How to Calculate Your True Cost Per Hire
Get a better grasp on this important, but elusive metric.
When you think about your cost per hire, what number comes to mind? In conversations with hundreds of hiring professionals in the janitorial and security industries, we hear vast discrepancies in what they think is their cost per hire. We’ve heard everything from $20 to $5,000 per hire. In fact, according to the Society for Human Resource Management (SHRM), the average cost per hire across all industries is $4,129. The number varies so greatly because there are so many factors people often forget, resulting in companies calculating cost per hire in different ways.
As strategic partners with end-to-end solutions specific to the janitorial and security industries, Kwantek and TEAM Software know how important issues like retention and turnover are to your business. We hear it every day from our customers, prospects and industry partners. That’s why we’ve partnered in this five-part retention and turnover blog series to help you focus on the metrics and data that will improve your business.
Before you continue reading, take a moment to put a real, monetary figure to the following question:
What is your average cost per hire?
The key to calculating your true cost per hire is to assume no costs are fixed. You must think of all the costs — both internal and external — associated with your hiring process including sourcing, recruiting and staffing. The best way to do this is to ask yourself the following question:
What costs would you be able to eliminate if you didn’t have to hire anyone for an entire year?
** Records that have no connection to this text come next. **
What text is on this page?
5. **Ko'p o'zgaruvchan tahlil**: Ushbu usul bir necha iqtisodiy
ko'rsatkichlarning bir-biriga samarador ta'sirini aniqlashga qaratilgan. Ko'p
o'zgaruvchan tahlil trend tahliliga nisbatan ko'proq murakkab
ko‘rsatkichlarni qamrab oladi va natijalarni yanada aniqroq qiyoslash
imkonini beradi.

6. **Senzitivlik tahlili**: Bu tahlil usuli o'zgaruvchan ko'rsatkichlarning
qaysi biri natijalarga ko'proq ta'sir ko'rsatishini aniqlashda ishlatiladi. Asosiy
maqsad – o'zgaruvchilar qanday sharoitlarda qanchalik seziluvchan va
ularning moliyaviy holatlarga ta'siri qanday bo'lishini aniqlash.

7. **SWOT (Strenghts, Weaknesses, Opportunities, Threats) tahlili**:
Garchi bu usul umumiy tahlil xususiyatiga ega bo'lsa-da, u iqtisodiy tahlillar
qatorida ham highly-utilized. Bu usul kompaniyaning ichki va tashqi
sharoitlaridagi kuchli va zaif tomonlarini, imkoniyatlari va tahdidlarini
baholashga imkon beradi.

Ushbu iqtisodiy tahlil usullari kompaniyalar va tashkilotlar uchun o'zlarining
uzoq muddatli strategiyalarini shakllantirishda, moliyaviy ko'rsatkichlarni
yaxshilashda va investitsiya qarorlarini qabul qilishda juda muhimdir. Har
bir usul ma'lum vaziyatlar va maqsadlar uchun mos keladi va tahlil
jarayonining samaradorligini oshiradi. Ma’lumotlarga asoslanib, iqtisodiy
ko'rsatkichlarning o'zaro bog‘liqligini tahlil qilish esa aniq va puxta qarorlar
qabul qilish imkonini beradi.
Would you need to pay for any of the following internal and external costs?
- Recruitment advertising
- Background checks and other pre-screening tests
- Training teams and/or software
- New uniforms
- Applicant tracking software
- Referral programs
Now, take a step beyond these tangible products and services. What else could you eliminate if you didn’t have to hire anyone? The expenses associated with recruiters, training and development, résumé review and interviewing, site managers and recruiting events can add up quickly. There would probably be positions you could merge if you don’t constantly have to hire, too.
Add up the costs of all these salaries, software and hiring-related services — your external and internal hiring costs. Find out how much you’ve spent on them over the last year. Now, divide that number by the total number of hires you’ve made over the last year.
That is your true cost per hire.
Is this figure more or less than the number you originally calculated in your head? The cost per hire metric is one of the more elusive metrics in the janitorial and security industries because it’s not a fixed line item on your balance sheet. This makes it easy to overlook and underestimate.
In high-turnover industries, like the commercial cleaning and contract security industries, companies spend thousands of dollars each month on salaries, software and other services to ensure the hiring machine keeps rolling. If you want to truly make that hiring machine efficient, one of the baseline metrics you must understand is your true cost per hire. Knowing your cost per hire can help you assess what’s working in your recruiting and retention strategy and what factors could help lower your cost per hire going forward. It also offers a baseline to compare to in the future.
Once you have this number, you can pair this with your profitability at the site level to give you a more complete understanding of how your sites are performing. This also factors into how you incentivize your site managers, which we discuss more in our next blog.